Regarding the predictive performance of the continuous CTS5 we found a numerical trend without statistical significance: patients with extended ET and a (maximum) CTS5 score of 6, had an almost 23 percentage points lower 5-years LDR risk than patients without extended ET with a similar CTS5 score. The circumstance of not reaching significance might be caused by the low numbers of LDR events as well as the low number of high-risk patients in the predictive cohort.

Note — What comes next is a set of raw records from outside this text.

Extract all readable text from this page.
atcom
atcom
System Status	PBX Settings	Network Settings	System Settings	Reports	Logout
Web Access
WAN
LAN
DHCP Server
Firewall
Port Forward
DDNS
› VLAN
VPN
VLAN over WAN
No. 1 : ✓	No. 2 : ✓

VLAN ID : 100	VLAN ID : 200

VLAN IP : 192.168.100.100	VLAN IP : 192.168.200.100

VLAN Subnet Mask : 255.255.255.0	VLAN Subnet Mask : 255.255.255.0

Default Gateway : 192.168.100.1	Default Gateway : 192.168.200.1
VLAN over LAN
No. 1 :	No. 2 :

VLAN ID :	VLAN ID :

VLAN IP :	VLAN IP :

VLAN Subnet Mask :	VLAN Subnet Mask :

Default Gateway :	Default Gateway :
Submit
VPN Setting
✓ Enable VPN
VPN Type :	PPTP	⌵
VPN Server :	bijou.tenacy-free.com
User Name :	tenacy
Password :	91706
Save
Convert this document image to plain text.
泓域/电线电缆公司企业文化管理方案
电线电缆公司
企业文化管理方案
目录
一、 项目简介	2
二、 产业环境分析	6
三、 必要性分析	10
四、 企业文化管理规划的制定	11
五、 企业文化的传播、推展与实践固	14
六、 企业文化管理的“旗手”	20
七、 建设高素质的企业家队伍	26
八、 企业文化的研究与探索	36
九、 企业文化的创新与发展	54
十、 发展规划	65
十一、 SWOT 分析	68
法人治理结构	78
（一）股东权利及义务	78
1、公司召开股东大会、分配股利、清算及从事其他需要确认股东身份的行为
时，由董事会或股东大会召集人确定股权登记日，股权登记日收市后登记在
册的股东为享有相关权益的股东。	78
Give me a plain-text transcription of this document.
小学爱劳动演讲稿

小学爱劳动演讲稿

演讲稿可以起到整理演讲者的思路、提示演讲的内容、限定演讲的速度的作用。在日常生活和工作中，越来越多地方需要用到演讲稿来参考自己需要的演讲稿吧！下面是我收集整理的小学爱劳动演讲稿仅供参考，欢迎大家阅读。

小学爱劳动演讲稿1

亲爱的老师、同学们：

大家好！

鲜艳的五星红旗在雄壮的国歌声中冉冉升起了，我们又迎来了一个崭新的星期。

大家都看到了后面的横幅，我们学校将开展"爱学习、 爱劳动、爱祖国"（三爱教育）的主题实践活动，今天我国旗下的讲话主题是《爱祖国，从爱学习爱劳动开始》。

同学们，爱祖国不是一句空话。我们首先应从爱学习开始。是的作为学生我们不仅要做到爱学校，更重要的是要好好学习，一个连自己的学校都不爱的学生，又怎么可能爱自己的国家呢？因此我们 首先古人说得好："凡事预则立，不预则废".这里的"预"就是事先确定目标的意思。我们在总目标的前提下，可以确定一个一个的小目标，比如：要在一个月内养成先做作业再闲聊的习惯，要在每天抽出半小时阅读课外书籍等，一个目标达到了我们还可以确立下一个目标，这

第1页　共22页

Villasco et al. reported that the CTS5 predicted ET extension benefits in pre- and postmenopausal patients in a retrospective analysis including 783 patients [34]. In comparison to our study, where 45% of patients underwent additional 3 years of anastrozole, in Villasco’s trial only 23% (n = 180) received extended ET. They observed that high-risk patients with extended ET had reduced risk for late DR by 63%. Since no formal interaction test was reported, the results must be interpreted carefully. Further, the decision of therapy extension was based on clinicians’ choice and was not part of a prospective randomization. Lee et al. expressed their concerns about the predictive performance of the score in premenopausal women. In their trial, the CTS5 underestimated risk in premenopausal patients [35].

Limitation of the here presented study is the small event size, which impedes the detection of small to moderate—but clinically meaningful—predictive interaction effects.

Taken together, the CTS5 it is a well calibrated prognostic tool in low- and intermediate risk groups. In high-risk patients, a greater difference between predicted and observed DR rates has to be expected. Nonetheless, we could not confirm that the CTS5 reliably predicts benefits from extended therapy although a beneficial effect of extended ET was observable in high-risk patients. When using the continuous CTS5 at least a numerical trend was observable, but more events are needed to derive a definitive conclusion. Thus, the continuous CTS5 should preferably be chosen.